Shall I answer the question?
Just thinking about models and the way Canada is doing things generally, compared to some other countries, and to answer the first part about vision, I think at the federal level we really don't see this, but it is happening in other parts of Canada. Obviously, on the poverty front, it's in Quebec and in Newfoundland and Labrador. And now we have Ontario and Nova Scotia all going in the same direction. All of this reflects a model of governance that's more similar to what the European Union is doing, and there are several elements that I think are important. They have been outlined in documents that we've produced. One is called Solving Poverty. But it's not about poverty, it's about everything. It's about a social and economic plan for the country. It's about gender equality. It's about poverty and exclusion. It's all of those things, so you're not doing piecemeal efforts.
There were common objectives. They have indicators they've agreed on that they're all going to measure. So they all know what the goalpost is. They all know where they're going. They all know they have to develop a plan. They all have to report regularly. They all have to consult. There's a transparency and a coordination.
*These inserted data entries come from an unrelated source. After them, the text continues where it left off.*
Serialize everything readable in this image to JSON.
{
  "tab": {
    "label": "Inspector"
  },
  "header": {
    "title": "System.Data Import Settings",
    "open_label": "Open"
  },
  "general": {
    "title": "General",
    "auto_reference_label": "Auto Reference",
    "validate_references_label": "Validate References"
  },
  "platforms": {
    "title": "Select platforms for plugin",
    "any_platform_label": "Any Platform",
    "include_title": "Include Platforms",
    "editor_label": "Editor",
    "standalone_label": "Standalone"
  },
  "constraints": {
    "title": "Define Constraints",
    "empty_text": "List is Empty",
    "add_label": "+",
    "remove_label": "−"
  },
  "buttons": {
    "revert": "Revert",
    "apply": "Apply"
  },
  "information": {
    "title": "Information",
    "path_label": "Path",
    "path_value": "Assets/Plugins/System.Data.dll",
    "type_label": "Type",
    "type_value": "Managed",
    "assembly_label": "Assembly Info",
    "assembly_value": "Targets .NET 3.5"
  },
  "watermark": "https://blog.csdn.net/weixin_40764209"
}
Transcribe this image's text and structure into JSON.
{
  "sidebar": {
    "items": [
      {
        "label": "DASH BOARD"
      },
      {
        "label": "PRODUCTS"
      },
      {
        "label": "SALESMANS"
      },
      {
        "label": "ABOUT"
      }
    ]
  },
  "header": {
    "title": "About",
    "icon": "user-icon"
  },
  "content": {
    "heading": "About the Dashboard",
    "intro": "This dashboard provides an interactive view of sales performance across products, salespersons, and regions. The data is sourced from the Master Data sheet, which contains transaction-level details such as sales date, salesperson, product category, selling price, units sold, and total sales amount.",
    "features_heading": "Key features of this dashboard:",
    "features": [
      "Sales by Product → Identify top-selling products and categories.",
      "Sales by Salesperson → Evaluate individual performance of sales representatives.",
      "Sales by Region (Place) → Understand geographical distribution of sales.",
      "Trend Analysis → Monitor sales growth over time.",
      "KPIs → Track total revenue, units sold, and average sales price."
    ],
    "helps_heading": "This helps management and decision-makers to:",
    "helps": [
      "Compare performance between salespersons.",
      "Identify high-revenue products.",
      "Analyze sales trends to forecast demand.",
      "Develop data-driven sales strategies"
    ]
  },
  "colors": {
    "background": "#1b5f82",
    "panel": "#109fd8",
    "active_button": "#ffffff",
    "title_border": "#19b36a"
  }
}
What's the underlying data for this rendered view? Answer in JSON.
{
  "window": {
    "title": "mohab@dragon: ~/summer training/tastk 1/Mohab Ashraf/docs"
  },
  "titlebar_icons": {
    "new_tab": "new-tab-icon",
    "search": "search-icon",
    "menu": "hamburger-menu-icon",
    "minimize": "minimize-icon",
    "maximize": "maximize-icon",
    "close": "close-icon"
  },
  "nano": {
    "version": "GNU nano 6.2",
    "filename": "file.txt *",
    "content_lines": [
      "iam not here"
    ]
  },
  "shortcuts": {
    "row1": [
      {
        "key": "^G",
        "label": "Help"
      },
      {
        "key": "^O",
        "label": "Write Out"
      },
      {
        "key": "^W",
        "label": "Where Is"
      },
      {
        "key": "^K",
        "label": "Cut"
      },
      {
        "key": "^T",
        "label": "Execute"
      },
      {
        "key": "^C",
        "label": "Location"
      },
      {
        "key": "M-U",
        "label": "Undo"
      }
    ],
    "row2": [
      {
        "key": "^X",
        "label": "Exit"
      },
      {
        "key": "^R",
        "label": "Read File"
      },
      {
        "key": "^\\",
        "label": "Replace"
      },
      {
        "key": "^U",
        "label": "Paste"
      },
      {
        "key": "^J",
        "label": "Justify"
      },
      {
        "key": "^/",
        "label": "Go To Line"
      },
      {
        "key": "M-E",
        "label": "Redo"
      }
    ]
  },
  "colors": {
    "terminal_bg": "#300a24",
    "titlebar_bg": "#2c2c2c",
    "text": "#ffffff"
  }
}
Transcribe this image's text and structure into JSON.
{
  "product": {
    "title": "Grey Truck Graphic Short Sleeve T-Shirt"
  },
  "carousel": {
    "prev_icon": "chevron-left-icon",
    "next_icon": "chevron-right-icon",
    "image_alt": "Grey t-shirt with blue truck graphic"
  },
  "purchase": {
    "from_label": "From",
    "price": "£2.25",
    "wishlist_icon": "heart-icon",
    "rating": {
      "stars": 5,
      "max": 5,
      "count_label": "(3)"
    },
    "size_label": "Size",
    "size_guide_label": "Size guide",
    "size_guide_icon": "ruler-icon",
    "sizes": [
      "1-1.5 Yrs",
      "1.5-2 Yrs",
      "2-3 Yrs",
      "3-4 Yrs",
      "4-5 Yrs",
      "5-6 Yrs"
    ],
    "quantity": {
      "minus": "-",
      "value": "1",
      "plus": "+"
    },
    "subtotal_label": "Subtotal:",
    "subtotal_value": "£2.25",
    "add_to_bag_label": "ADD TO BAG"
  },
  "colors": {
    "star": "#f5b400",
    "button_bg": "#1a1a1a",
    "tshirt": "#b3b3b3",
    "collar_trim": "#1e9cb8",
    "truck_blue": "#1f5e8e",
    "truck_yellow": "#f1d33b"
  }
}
However, interestingly, as this presenter at the Hill this morning indicated, England and Ireland actually moved faster than some of those measures that were put into place in the Lisbon accord because they recognized how severely poverty, in particular, was limiting their economic development.
Now, all of those poverty plans that are working have gender equality embedded right in them. They're all the same thing. It's not we do one thing here and one thing there. It's a common governance model, basically, and there is this open method of coordination. It's interesting, too, because you have an intergovernmental structure. In Europe it's different nations. In Canada we have different jurisdictions. For example, they would have their common base set of indicators that everybody agrees on, and then each country in its own context would fill in detail. But they're all working towards the same thing, and they're all sharing information so they can build on each other.
I think more and more people are looking to that sort of model. We know that Newfoundland and Labrador have built their structure, in which gender equality is central, based very much on the Irish model. I know that directly. Their method of coordination is brilliant. So this idea of having a plan, of having sort of broad government commitment, some common elements, those are the things that seem to be working, no matter what the issue. Those are models that seem to be working.